天皇賞秋で起きた左前脚の粉砕骨折──沈黙の日曜日と言われた凄惨な事故。
『故障の原因は分からないのではなく、ない』と語られたことから、馬としての限界を超えた速度を出したせいで脚がもたなかったのではと考察されていたが、真相は定かではない。

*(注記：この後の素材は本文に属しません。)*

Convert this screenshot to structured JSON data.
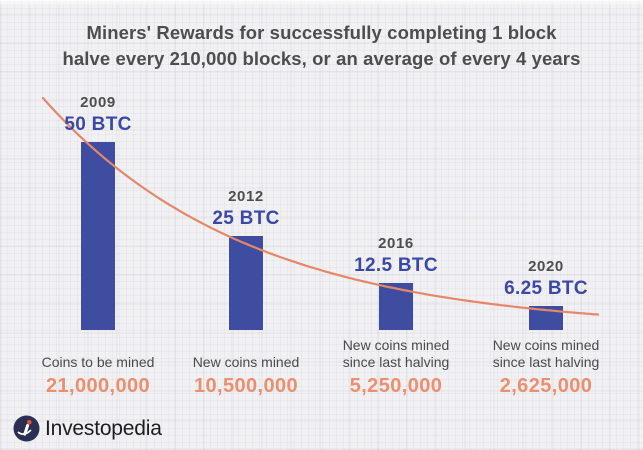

──もしかしたらこの世界でも足を……と心配してしまうのは、余計なお世話なのだろうか。
「──アクセル?」
「……なんだ」
「どうして、
「────」
ひた、とスズカの手のひらが頬に触れる。感傷に浸りすぎたのか、表情に出ていたらしい。
「……変なことを、聞くようだが」
「うん」
「今、お前は幸せか?」
一瞬キョトンとした顔をしたスズカは、またも考え込む。俺の頬から手を離して、それから少しだけ眉を潜めて言う。
「──友人は、何人かいるし。レースも、沢山走れているし。こうしてあなたと話をするのも、楽しいから……うん、そうね」
スズカは口角を緩めて、柔らかく笑う。
「私は今、幸せね」
「……そうか」
あまり不思議な会話を続けていると、本当に勘のいいウマ娘辺りには俺の知識が前世由来だとバレてしまいそうだが、まあ……こうして心配するくらいなら、問題ないだろう。そこまで考えて──
「──あ」
「……どうしたの?」
「このたい焼きを全て処分できて、スズカの相手も集められるいい手段があるな」
俺はそう言って、携帯を取り出した。
「……やってみるもんだな」
中身が殆どない紙袋を傍らに、芝2000mの中距離を走るジャージ姿のウマ娘たちを見ながら俺は呟く。何故かスプリンターなのに参戦してバ群に埋もれたサクラバクシンオーをよそに、ぐんぐん後続と距離を突き放すスズカを見ていた。
「『サイレンススズカと併走してくれるウマ娘を求む。報酬はレース一回につきたい焼き一つ』……まさかこれで釣れるとは」
紙袋を抱えたスズカを撮影してウマッターに投稿したところ、意外にもウケて、こうして何人もの挑戦者を連れてこられた。バ鹿とウマッターは使いよう、ということか。
「アクセル、あなたは走らないの?」
「そうだな、なら一本……本気でやるぞ」
休憩を挟んでもう一本とやる気を出すスズカにそう言って、俺は着替えたジャージの前を閉める。スズカと他に数人、たい焼きに釣られていつの間にか参加していたマックイーンとライスを交えて──合図を聞いて走り出すのだった。
なお、くだんのフクキタルは、また妙なグッズを買おうとしてトレーナーからアルゼンチンバックブリーカーを食らっていたらしい。